Data integration has been an enormous challenge in healthcare for decades. Issues of data standardization, data quality, legacy formats, unstructured data, and semantic inconsistencies have made it hard to answer basic questions about how a hospital operates or what should be done next for a patient. Recent advances in Healthcare AI combine to transform this age-old problem – enabling you to automatically ingest large volumes of raw, multi-format, multi-modal, untrusted medical data into coherent longitudinal patient stories in an industry-standard format.

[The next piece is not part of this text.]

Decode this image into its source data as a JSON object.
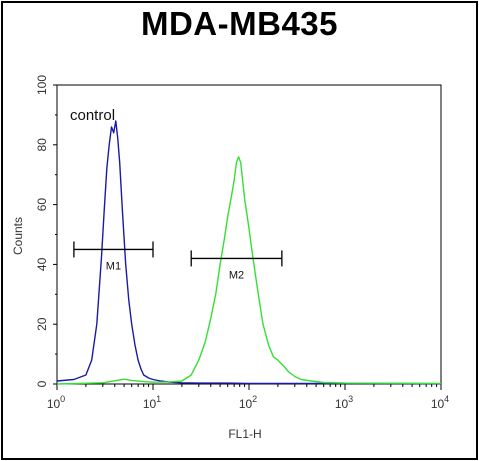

This webinar presents an integrated solution in action that uses John Snow Labs’ state-of-the-art Medical Language Models, healthcare-specific data preparation pipelines, and Text-to-OMOP question answering models running on Databricks’ secure, scalable, and compute-optimized AI platform. The solution takes in multi-modal data – structured (tabular), semi-structured (FHIR resources), and unstructured (free-text) – and generates an OMOP/OHDSI standard data model that:
- Builds a unified view of each patient over time.
- Builds this unified patient view from multi-modal source data.
- Reasons at the patient level.
We’ll then show how the resulting patient data model can then be used for either “AI” (building patient cohorts with natural language queries) or for “BI” (dashboards for patient risk scoring and quality measures), all from the same source of truth, with full explainability and traceability.